We won’t know for sure what inspired Bukare: abstract ideas and possibilities of writing, leading him to adopt a particular type of writing system – a syllabary – or direct exposure to a particular script. Perhaps the most amazing fact emerging from this mystery is the global connectedness of its protagonists, often imagined as belonging to ‘tribal’ and ‘remote’ groups. Read more on this fascinating story (and on yet more international entanglements) in this article:
Tuchscherer, Konrad, and P.E.H. Hair. 2002. Cherokee and West Africa: Examining the Origins of the Vai Script. Journal of African History 29:
3 thoughts on “Sequoyah’s ghost at Grand Cape Mount, Liberia”

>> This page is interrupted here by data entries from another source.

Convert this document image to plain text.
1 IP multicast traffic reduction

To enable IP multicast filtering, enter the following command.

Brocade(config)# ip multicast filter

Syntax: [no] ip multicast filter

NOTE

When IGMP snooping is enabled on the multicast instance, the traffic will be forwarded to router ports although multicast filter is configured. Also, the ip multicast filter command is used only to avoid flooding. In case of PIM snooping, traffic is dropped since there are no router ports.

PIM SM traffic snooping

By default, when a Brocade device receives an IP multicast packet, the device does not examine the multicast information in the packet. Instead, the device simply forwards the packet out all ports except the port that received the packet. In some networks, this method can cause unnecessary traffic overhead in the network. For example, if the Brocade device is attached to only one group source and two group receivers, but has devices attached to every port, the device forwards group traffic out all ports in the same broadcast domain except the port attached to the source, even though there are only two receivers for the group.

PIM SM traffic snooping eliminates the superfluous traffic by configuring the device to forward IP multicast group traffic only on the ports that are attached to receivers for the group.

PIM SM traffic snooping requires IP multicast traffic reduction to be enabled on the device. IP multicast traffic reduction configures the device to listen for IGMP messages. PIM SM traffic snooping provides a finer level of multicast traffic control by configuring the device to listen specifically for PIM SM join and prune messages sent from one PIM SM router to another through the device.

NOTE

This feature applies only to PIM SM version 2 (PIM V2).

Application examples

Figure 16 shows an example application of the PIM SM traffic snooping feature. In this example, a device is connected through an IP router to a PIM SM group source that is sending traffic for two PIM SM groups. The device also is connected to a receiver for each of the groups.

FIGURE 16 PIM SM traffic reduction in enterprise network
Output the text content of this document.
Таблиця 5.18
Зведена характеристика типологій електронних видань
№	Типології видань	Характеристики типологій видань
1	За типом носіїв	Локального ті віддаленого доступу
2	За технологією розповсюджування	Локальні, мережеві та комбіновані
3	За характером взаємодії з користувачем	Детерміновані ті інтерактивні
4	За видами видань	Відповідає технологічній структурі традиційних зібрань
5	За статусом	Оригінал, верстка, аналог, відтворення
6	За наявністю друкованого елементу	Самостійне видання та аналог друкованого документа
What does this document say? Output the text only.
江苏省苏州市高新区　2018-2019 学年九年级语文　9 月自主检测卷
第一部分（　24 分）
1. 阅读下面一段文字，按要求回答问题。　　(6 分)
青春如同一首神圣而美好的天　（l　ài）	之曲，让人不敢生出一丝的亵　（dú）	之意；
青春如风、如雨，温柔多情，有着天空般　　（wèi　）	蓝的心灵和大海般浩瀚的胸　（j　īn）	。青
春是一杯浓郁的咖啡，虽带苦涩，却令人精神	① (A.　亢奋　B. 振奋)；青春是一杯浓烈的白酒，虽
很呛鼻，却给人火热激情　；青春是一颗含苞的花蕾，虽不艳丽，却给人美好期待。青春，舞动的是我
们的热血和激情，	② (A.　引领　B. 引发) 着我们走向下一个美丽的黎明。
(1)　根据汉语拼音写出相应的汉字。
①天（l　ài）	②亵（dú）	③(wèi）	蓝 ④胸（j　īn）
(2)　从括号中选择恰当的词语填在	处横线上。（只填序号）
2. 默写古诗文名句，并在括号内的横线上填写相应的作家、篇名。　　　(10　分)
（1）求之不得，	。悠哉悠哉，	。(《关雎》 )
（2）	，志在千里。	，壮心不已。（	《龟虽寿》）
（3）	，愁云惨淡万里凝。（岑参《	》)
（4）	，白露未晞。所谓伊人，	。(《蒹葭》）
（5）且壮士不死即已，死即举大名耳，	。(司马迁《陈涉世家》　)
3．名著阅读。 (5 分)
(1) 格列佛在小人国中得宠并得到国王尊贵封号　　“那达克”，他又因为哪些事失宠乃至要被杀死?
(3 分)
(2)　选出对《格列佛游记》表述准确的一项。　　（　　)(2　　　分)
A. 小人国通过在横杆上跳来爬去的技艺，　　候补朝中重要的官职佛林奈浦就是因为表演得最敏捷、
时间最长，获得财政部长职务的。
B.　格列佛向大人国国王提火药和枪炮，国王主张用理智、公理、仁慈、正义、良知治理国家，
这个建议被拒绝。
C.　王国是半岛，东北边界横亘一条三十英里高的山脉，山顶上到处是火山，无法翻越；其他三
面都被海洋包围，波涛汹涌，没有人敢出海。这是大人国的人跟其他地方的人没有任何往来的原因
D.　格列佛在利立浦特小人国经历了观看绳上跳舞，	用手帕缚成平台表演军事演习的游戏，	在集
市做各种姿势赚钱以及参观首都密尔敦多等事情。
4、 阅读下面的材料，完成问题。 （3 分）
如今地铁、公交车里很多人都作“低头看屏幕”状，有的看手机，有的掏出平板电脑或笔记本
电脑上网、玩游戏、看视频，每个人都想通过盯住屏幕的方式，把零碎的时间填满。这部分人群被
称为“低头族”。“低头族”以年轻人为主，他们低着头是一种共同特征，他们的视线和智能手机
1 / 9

I’m loving all these posts! Hard to keep up 🙂
One important note: N’ko is NOT a syllabary – it’s an alphabet with single characters for both consonants and vowels. Kantè himself was also aware of the Vai script – he speaks of being introduced to it early in his life (but after encountering Maninka Ajami documents with family connections as a boy) in a 1968 interview. He specifically criticized it as a syllabary though and reckoned it likely didn’t spread because of the larger number of characters.
Thanks for pointing this out – I kind of know it but keep forgetting it. Will amend the post.